When school closures happened at the beginning of the pandemic, I was part of the Brothers Sons Selves Coalition’s push for police free schools and the efforts to reduce LAUSD’s police budget. Additionally, with schools not being in session, I wanted to be part of that organizing during my downtime. I reached out to the local BLM chapter and worked with their cohort to start putting together a list of demands, which later became #StudentsDeserve. The demands included ICE and police-free food distribution centers, end the use of pepper spray in schools, conduct graduation ceremonies for students and mandatory passage of classes for seniors to ensure that students still had a fair and just education experience during a pandemic.
Even with some of this progress, it does not feel like youth of color are safe anywhere. Recently, a young Black man was murdered close to my school. He was shot 29 times by LAPD. It makes you think that there are no safe spaces. If someone can walk down the street and get shot, why would someone think they are safe in a school that is flooded with police? Our society has a problem with the way we think about youth, and particularly youth of color. If our school system is so scared of young people that they need police presence, it is time to either rethink our schools or the role of police.
How do you define civic engagement and why, particularly in this moment, is it so important?
I defined it differently before and after I turned 18. Before I was of voting age, I looked at it as educating myself and learning about policies that can impact me and my community. After I turned 18, civic engagement and the role that I can play look different because I can vote. Now, I do more research and am more intentional about my voice. It is easy to be in a classroom and learn about issues in our society, but now it is about applying that and continuously educating folks of how they can go beyond just voting to make a difference.
What does leadership mean to you and how does that show up in your work? Why do you feel like it’s important to support the leadership and voice of boys and men of color?
Leadership is a two-way street. You need to be able to lead while lifting up everybody in the room and their voice. Everyone is a leader in their own right and leadership should not be centralized to one person. A leader should be open to criticism, hearing other perspectives and representing those that put their trust in them. Folks think about different things in different ways.

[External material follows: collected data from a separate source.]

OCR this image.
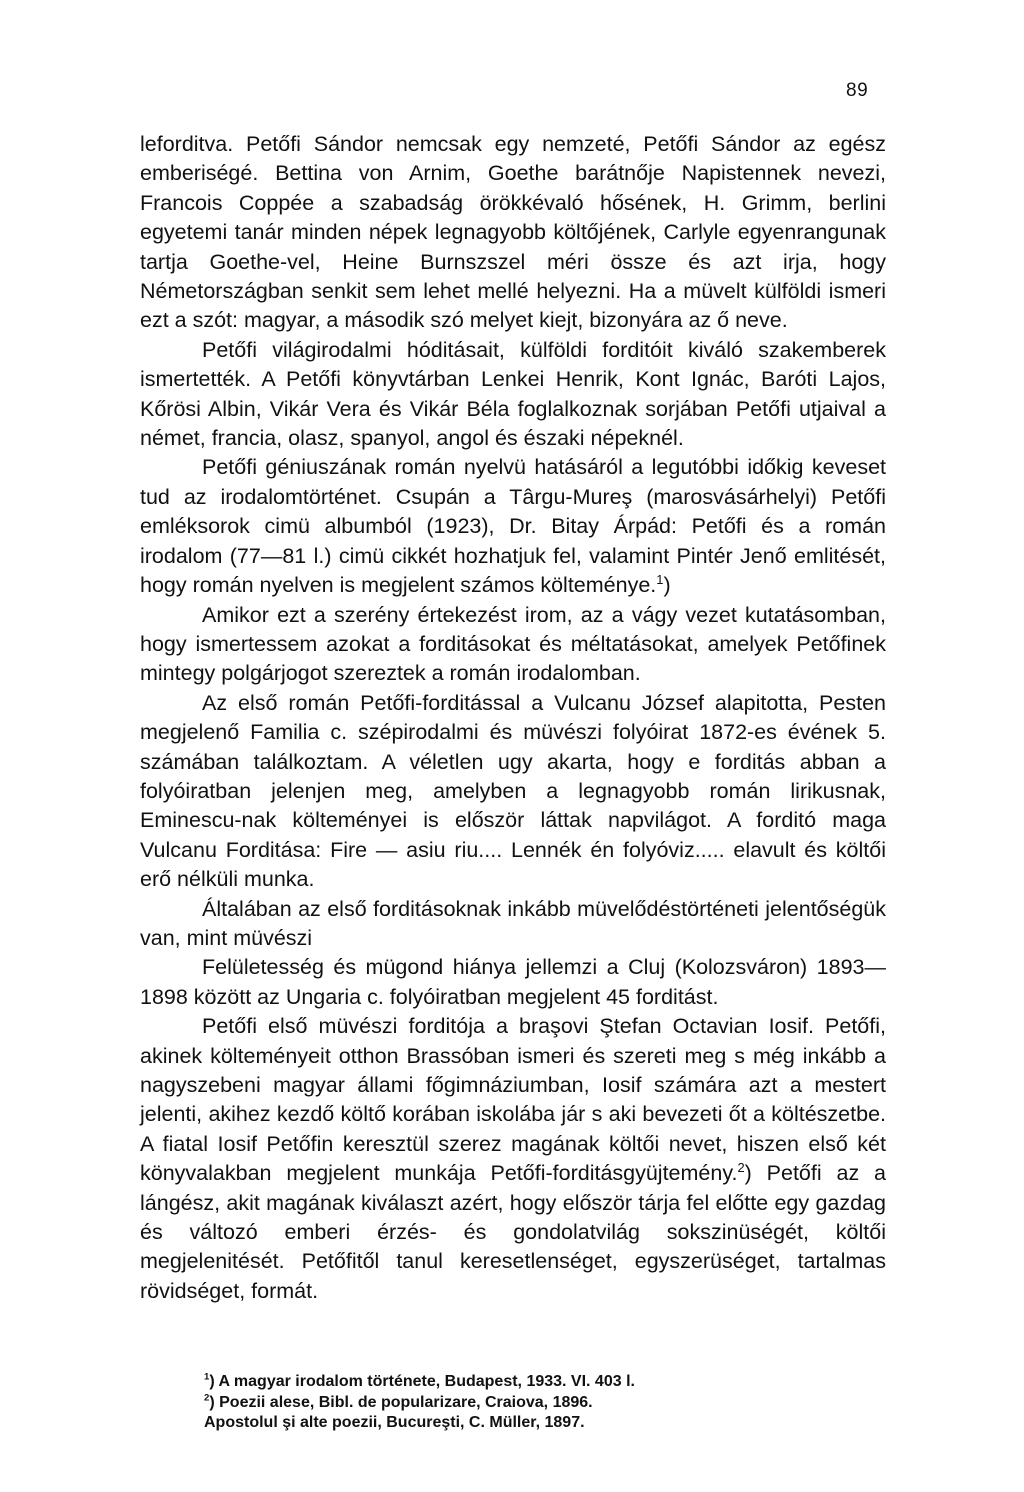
89

leforditva. Petőfi Sándor nemcsak egy nemzeté, Petőfi Sándor az egész emberiségé. Bettina von Arnim, Goethe barátnője Napistennek nevezi, Francois Coppée a szabadság örökkévaló hősének, H. Grimm, berlini egyetemi tanár minden népek legnagyobb költőjének, Carlyle egyenrangunak tartja Goethe-vel, Heine Burnszszel méri össze és azt irja, hogy Németországban senkit sem lehet mellé helyezni. Ha a müvelt külföldi ismeri ezt a szót: magyar, a második szó melyet kiejt, bizonyára az ő neve.

Petőfi világirodalmi hóditásait, külföldi forditóit kiváló szakemberek ismertették. A Petőfi könyvtárban Lenkei Henrik, Kont Ignác, Baróti Lajos, Kőrösi Albin, Vikár Vera és Vikár Béla foglalkoznak sorjában Petőfi utjaival a német, francia, olasz, spanyol, angol és északi népeknél.

Petőfi géniuszának román nyelvü hatásáról a legutóbbi időkig keveset tud az irodalomtörténet. Csupán a Târgu-Mureş (marosvásárhelyi) Petőfi emléksorok cimü albumból (1923), Dr. Bitay Árpád: Petőfi és a román irodalom (77—81 l.) cimü cikkét hozhatjuk fel, valamint Pintér Jenő emlitését, hogy román nyelven is megjelent számos költeménye.$^1$)

Amikor ezt a szerény értekezést irom, az a vágy vezet kutatásomban, hogy ismertessem azokat a forditásokat és méltatásokat, amelyek Petőfinek mintegy polgárjogot szereztek a román irodalomban.

Az első román Petőfi-forditással a Vulcanu József alapitotta, Pesten megjelenő Familia c. szépirodalmi és müvészi folyóirat 1872-es évének 5. számában találkoztam. A véletlen ugy akarta, hogy e forditás abban a folyóiratban jelenjen meg, amelyben a legnagyobb román lirikusnak, Eminescu-nak költeményei is először láttak napvilágot. A forditó maga Vulcanu Forditása: Fire — asiu riu.... Lennék én folyóviz..... elavult és költői erő nélküli munka.

Általában az első forditásoknak inkább müvelődéstörténeti jelentőségük van, mint müvészi

Felületesség és mügond hiánya jellemzi a Cluj (Kolozsváron) 1893—1898 között az Ungaria c. folyóiratban megjelent 45 forditást.

Petőfi első müvészi forditója a braşovi Ştefan Octavian Iosif. Petőfi, akinek költeményeit otthon Brassóban ismeri és szereti meg s még inkább a nagyszebeni magyar állami főgimnáziumban, Iosif számára azt a mestert jelenti, akihez kezdő költő korában iskolába jár s aki bevezeti őt a költészetbe. A fiatal Iosif Petőfin keresztül szerez magának költői nevet, hiszen első két könyvalakban megjelent munkája Petőfi-forditásgyüjtemény.$^2$) Petőfi az a lángész, akit magának kiválaszt azért, hogy először tárja fel előtte egy gazdag és változó emberi érzés- és gondolatvilág sokszinüségét, költői megjelenitését. Petőfitől tanul keresetlenséget, egyszerüséget, tartalmas rövidséget, formát.

$^1$) A magyar irodalom története, Budapest, 1933. VI. 403 l.

$^2$) Poezii alese, Bibl. de popularizare, Craiova, 1896.

Apostolul şi alte poezii, Bucureşti, C. Müller, 1897.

More importantly, boys and men of color are not a monolith – each person has their own perspective and an individual way of doing things. This moment has given a lot of people initiative, so we need to make sure that individual voices are heard and magnified. It’s our moment, but we must also acknowledge what this moment has different meaning for each individual.
What do you think is the opportunity in this moment to reimagine communities and schools without police and community safety?
I don’t think I need to explain why I don’t want Black people getting killed. It’s not complicated. They look like me. When we reimagine safety, we need to acknowledge that it’s happening to real people – this is someone’s uncle, son, best friend – it’s not someone random. It is ridiculous that there are police in schools, but the fact that they are shows how incredible of a force police are in our cities. If we have a system of policing that is supposed to be protecting people and providing safety, but is instead cutting lives short, we need to ask “why” does this system continue to exist, and is it functioning correctly.
What advice would you give to other young people of color around civic engagement and leadership? Why is it so important that youth get involved?
Your voice matters more than anything.
Amir Casimir is a youth leader at Inglewood High School, the Social Justice Learning Institute (SJLI) and, most recently, as part of the Brothers Sons Selves coalition. He has testified on behalf of his community in Sacramento and across the state, and worked with the Alliance for Boys and Men of Color to speak out about gentrification in his community.